The manager’s pay will depend of course on education and experience, he added.
Sequim’s top official could make more than David Timmons, manager of the larger city of Port Townsend, who earns $122,372, but less than Port Angeles City Manager Kent Myers, whose salary is $150,000 a year.
Herzog, though praised by the council for her work as interim chief, has said she’s not interested in staying in Sequim after her nine-month contract ends in early September.
Sequim has been without a permanent manager since the council fired Bill Elliott on May 5, 2008.
Sequim Speaks
In other action Monday, the City Council voted 5-1, with Paul McHugh dissenting, to shrink the required number of people on Sequim Speaks, a new citizens’ advisory panel.
The committee, designed to serve as a two-way conduit of communication between Sequim area residents and the City Council, will have 12 to 19 voting members and three non-voting government liaisons, the council decided.
The liaisons, once appointed by their governments, will represent Clallam County, the city of Sequim and the Jamestown S’Klallam tribe.
When the council members authorized the panel last year, they planned for 15 to 22 members, with a required majority of people who live inside the city limit.

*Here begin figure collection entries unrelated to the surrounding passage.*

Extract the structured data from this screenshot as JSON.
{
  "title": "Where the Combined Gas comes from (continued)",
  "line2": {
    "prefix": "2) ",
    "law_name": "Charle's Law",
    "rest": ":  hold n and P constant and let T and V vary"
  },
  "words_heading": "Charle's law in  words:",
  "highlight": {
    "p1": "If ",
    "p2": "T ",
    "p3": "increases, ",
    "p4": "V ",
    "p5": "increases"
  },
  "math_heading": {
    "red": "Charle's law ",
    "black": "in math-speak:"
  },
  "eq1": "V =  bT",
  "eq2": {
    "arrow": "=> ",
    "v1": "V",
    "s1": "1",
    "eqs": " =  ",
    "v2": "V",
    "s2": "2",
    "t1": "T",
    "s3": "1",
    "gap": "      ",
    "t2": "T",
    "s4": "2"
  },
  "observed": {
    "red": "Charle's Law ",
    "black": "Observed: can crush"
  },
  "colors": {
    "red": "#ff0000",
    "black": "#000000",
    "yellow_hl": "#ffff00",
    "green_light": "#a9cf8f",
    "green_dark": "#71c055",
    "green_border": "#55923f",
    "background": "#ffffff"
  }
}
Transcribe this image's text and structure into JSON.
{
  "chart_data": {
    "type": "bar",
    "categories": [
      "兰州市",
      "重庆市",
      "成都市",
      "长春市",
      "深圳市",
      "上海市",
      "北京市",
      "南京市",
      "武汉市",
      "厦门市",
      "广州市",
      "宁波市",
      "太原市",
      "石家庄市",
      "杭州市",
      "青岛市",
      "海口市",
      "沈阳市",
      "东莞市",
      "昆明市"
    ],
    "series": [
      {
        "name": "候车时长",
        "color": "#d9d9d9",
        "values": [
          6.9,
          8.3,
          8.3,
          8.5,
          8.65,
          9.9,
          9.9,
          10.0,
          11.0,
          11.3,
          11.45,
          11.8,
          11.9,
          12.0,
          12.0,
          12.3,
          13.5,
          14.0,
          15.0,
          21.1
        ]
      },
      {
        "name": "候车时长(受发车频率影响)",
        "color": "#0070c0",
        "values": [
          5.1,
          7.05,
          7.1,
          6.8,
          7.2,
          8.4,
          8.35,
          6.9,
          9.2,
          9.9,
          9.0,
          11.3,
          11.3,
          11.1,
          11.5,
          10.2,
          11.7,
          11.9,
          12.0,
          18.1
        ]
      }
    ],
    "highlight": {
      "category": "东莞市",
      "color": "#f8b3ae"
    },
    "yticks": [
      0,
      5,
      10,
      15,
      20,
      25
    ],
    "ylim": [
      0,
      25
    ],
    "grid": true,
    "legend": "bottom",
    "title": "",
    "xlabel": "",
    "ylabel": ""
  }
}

But most of the applications are from people who live in unincorporated Clallam County, with too few from inside Sequim.
McHugh, an opponent of Sequim Speaks since council member Ken Hays first advanced the idea in early 2008, suspects the committee will be “a whole new level of bureaucracy” between the people and local government.
After voting against reducing the number of voting members, McHugh agreed with the rest of the council on two other points.
The vote was unanimous to appoint City Attorney Craig Ritchie as the city’s Sequim Speaks liaison, and it was unanimous again to authorize $1,900 worth of city staff time to organize the panel during what’s left of 2009.
“This is only setting up Sequim Speaks,” Dubois added. “We cannot move forward until we have the proper number of applicants.”
For information about applying for a seat on the panel, visit Sequim City Hall at 152 W. Cedar St., phone 360-683-4139 or see the city’s Web site, www.ci.Sequim.wa.us.
A Sequim Speaks fact sheet and application form are available on the site under News and Notices.